The common elements between those two classes were: id, name, and the returnIdAndName method. What we expected was that these would be moved to the superclass.
export class ProductEntity {
constructor(
public id: string,
public name: string,
public quantity: number
) {}
returnIdAndName(): string {
return `ID: ${this.id}, Name: ${this.name}`;
}
}
export class PersonEntity {
constructor(
public id: string,
public name: string,
) {}
returnIdAndName(): string {
return `ID: ${this.id}, Name: ${this.name}`;
}
}
Here's what we ended up with.
Parameters |
Outcomes |
Prompt |
Extract common features of PersonEntity.ts class and ProductEntity class to another class. Name this class RecordEntity. PersonEntity and ProductEntity should extend RecordEntity and inherit shared features. Please remove from PersonEntity and ProductEntity features extracted to RecordEntity. |
Result |
Tests don’t pass after changes. |
Cost |
It took 7 seconds and cost $0.10 to execute the prompt and make changes through GPT-engineer. |
RecordEnitity looked good. AI accurately identified the duplicate functionality that needed to be extracted.
export abstract class RecordEntity {
constructor(public id: string, public name: string) {}
returnIdAndName(): string {
return `ID: ${this.id}, Name: ${this.name}`;
}
}
PersonEntity had some extra curly brackets, but, apart from that, was correct.
import { RecordEntity } from './RecordEntity';
export class PersonEntity extends RecordEntity {
}
}
However, ProductEntity remained unchanged, which was not the expected result.
export class ProductEntity {
constructor(
public id: string,
public name: string,
public quantity: number
) {}
returnIdAndName(): string {
return `ID: ${this.id}, Name: ${this.name}`;
}
}
The outcome of using the GPT-engineer in this scenario was somewhat correct but did require some adjustments.
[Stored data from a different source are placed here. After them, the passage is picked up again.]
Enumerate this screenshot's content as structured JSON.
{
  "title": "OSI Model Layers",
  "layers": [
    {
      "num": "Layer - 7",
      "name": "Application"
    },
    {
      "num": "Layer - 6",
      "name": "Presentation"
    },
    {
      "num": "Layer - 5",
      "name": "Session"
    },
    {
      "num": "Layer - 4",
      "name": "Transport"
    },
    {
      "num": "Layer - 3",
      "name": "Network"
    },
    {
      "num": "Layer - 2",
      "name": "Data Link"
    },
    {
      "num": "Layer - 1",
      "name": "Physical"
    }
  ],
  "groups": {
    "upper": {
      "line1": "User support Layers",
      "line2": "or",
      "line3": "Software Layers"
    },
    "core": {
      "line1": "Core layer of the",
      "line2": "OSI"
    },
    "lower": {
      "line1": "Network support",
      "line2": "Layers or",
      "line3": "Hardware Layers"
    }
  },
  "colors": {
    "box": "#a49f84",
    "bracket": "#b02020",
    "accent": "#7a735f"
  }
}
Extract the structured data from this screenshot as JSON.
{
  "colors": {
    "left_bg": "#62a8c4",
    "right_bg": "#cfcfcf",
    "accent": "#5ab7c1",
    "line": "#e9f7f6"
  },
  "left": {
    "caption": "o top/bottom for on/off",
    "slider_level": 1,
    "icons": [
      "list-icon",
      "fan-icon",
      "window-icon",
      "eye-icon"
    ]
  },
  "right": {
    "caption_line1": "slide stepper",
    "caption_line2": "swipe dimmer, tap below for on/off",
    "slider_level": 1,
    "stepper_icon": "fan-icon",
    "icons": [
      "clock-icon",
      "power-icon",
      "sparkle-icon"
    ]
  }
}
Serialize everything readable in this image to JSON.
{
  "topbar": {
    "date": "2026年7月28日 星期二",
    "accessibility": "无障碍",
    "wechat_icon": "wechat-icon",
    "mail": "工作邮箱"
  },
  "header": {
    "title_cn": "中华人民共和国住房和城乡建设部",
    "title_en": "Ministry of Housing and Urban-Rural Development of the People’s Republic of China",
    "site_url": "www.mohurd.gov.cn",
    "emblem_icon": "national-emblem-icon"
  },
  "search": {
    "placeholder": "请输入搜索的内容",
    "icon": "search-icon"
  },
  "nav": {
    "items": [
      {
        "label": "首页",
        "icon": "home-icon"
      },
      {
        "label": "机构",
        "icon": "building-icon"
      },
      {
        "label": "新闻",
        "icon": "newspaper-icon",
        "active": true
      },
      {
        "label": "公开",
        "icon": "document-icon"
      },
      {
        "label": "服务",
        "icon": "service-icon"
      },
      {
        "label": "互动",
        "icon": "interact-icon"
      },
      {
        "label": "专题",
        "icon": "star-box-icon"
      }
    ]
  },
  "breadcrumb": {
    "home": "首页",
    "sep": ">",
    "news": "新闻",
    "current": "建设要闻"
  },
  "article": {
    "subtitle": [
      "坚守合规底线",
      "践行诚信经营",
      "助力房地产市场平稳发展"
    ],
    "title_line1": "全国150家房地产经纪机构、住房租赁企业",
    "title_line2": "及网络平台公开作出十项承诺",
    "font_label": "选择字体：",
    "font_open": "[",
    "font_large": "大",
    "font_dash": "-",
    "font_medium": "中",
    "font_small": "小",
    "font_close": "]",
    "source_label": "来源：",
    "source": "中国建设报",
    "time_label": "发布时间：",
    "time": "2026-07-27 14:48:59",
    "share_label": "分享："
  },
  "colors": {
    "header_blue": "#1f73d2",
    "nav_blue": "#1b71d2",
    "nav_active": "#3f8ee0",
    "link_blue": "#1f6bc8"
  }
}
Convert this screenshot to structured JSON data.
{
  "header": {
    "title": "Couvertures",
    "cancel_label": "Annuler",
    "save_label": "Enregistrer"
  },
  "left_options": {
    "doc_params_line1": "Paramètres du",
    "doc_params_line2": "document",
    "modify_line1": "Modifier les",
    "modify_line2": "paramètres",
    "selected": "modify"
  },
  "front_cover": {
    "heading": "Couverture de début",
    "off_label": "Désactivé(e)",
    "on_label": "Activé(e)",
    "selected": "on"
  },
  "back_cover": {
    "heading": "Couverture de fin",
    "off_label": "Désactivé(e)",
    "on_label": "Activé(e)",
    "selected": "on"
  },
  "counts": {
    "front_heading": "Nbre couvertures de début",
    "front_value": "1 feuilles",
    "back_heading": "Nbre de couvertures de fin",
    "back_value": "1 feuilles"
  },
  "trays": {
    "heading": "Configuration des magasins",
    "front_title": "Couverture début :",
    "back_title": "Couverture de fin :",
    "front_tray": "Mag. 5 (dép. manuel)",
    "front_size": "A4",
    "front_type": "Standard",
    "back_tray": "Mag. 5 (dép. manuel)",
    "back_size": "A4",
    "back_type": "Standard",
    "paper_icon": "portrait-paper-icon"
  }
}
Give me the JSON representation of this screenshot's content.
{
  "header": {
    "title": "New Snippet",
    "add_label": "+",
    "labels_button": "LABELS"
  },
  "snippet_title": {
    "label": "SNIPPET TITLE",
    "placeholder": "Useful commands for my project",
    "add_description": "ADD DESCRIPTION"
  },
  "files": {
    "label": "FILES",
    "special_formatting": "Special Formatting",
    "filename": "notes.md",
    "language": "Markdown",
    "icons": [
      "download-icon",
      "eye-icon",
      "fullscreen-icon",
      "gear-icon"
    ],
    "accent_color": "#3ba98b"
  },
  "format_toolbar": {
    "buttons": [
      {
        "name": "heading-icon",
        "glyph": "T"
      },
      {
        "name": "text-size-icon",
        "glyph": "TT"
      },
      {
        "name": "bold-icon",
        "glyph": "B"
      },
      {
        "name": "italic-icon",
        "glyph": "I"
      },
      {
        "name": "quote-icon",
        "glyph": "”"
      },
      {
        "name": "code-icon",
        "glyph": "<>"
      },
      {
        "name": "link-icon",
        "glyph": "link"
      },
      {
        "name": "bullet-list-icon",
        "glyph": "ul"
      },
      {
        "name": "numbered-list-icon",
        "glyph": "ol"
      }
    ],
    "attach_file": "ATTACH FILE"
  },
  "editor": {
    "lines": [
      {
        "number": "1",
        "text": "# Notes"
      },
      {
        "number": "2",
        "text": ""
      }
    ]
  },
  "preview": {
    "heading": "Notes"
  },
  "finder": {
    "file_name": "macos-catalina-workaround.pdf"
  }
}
The GPT-engineer in refactoring: Our conclusion
All things considered, the use of the GPT-engineer failed to speed up the chosen refactoring activities.
In cases where the tool had the opportunity to shine, such as when changes had to be made to multiple files across the project, it failed and created messy, inconsistent code.
When it came to small and local changes, selecting the files that needed to be changed, creating the prompt, and correcting the inaccurate result took more time than writing the code by hand or using alternatives such as Github Copilot.
Limitations and things to consider while implementing the GPT-engineer
While looking to raise the cost- and time-effectiveness of the refactoring process, implementing the GPT-engineer might not be the best choice just yet. At the moment, the solution still requires a lot of manual corrections and doesn't produce satisfactory results.
The code that the system generates needs the user to check and adapt it. The tool doesn't function as an independent refactoring AI agent, and it is actually better at building a foundation for software development than refactoring.
Nevertheless, the potential for refactoring that it brings to the users, once fulfilled, will make it a very interesting extension to the developers' team. For the time being, it is still a great tool for tasks such as setting up the project structures or generating boilerplate code.